Three separate attacks on PIX participant settlement infrastructure have diverted approximately R$1.6 billion since mid-2025. The attacks share a common vector: forging pacs.008 XML payment orders at the institutional level. Participating banks and technology service providers generate and digitally sign these messages before submission to the BCB's SPI.

Axur Research Team documented this methodology in an October 2025 threat intelligence report attributed to the Plump Spider group. Initial access typically begins with vishing campaigns. Attackers impersonate IT technicians via WhatsApp calls to obtain network credentials. Some operations recruit insiders with direct access to financial institution networks. Once inside, attackers deploy PowerShell scripts disguised as documents to map domain controllers, harvest Wi-Fi credentials, and enumerate Active Directory structures. SoftEther VPN tunnels provide encrypted command-and-control channels that blend with normal HTTPS traffic.

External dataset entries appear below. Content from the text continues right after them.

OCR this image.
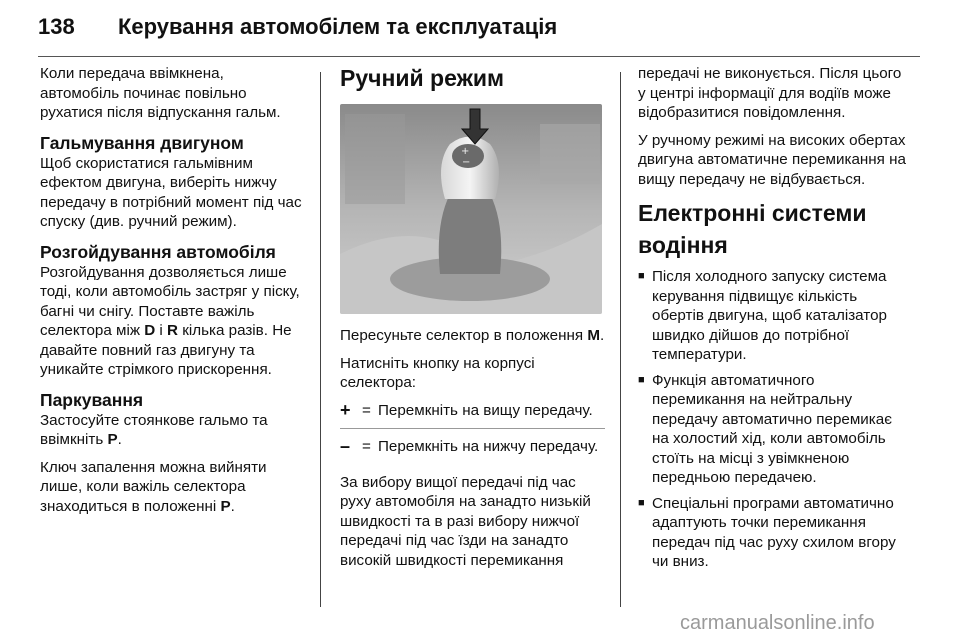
138 Керування автомобілем та експлуатація

Коли передача ввімкнена, автомобіль починає повільно рухатися після відпускання гальм.

Гальмування двигуном

Щоб скористатися гальмівним ефектом двигуна, виберіть нижчу передачу в потрібний момент під час спуску (див. ручний режим).

Розгойдування автомобіля

Розгойдування дозволяється лише тоді, коли автомобіль застряг у піску, багні чи снігу. Поставте важіль селектора між D і R кілька разів. Не давайте повний газ двигуну та уникайте стрімкого прискорення.

Паркування

Застосуйте стоянкове гальмо та ввімкніть P.

Ключ запалення можна вийняти лише, коли важіль селектора знаходиться в положенні P.

Ручний режим
+
−

Пересуньте селектор в положення M.

Натисніть кнопку на корпусі селектора:

+ = Перемкніть на вищу передачу.
– = Перемкніть на нижчу передачу.

За вибору вищої передачі під час руху автомобіля на занадто низькій швидкості та в разі вибору нижчої передачі під час їзди на занадто високій швидкості перемикання

передачі не виконується. Після цього у центрі інформації для водіїв може відобразитися повідомлення.

У ручному режимі на високих обертах двигуна автоматичне перемикання на вищу передачу не відбувається.

Електронні системи
водіння
■ Після холодного запуску система керування підвищує кількість обертів двигуна, щоб каталізатор швидко дійшов до потрібної температури.
■ Функція автоматичного перемикання на нейтральну передачу автоматично перемикає на холостий хід, коли автомобіль стоїть на місці з увімкненою передньою передачею.
■ Спеціальні програми автоматично адаптують точки перемикання передач під час руху схилом вгору чи вниз.
carmanualsonline.info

The objective is to reach the environment where pacs.008 payment order XML messages are generated and digitally signed. Attackers forge payment instructions that the BCB's SPI accepts as legitimate because the institution's own signing infrastructure authenticates the fraudulent commands.

The most recent incident struck BTG Pactual on March 22, 2026. Approximately R$100 million was diverted from the bank's Conta PI settlement reserves at the Central Bank. BCB monitoring systems detected atypical movements at approximately 6 AM. BTG suspended PIX operations. Service was restored by March 23. Of the diverted funds, R$73 million was recovered. The remainder was dispersed across seven institutions. Some funds were converted to cryptocurrency before recovery teams intervened.

BCB has responded with two regulatory measures. Resolution 538, effective March 1, 2026, mandates multi-factor authentication for PIX and STR administrative access. The resolution requires physical and logical isolation of PIX environments from other institutional systems. Participants must use dedicated cloud computing instances. Annual independent penetration testing is also required. Resolution 554, effective March 30, 2026, introduces configurable minimum operational balance thresholds for Conta PI accounts. When a payment order would push the balance below the configured floor and the participant has pre-activated automatic blocking, the account locks. Manual unblocking through the SPB-Web SPI module is required to resume operations. An alternative balance monitoring channel independent of the RSFN network is also introduced.

Institutions reported 76 critical SPI incidents in 2025, up 29% from 59 in 2024. Approximately 65% occurred in the second half of the year. Axur documented Plump Spider expanding its targeting beyond banks to insurance companies, retail businesses, and POS system providers connected to payment settlement infrastructure.

PIX's core SPI infrastructure has never been compromised in any of these incidents. Every successful attack exploited the participant's own systems at the point where pacs.008 messages are assembled and signed. Resolution 554 takes effect March 30. Full MED 2.0 supervisory enforcement begins May 2026. The BCB accreditation deadline for non-authorized PIX payment institutions falls on May 1, 2026. After that date, minimum capital requirements and enhanced security standards will reduce the number of vulnerable institutional endpoints connecting to the SPI.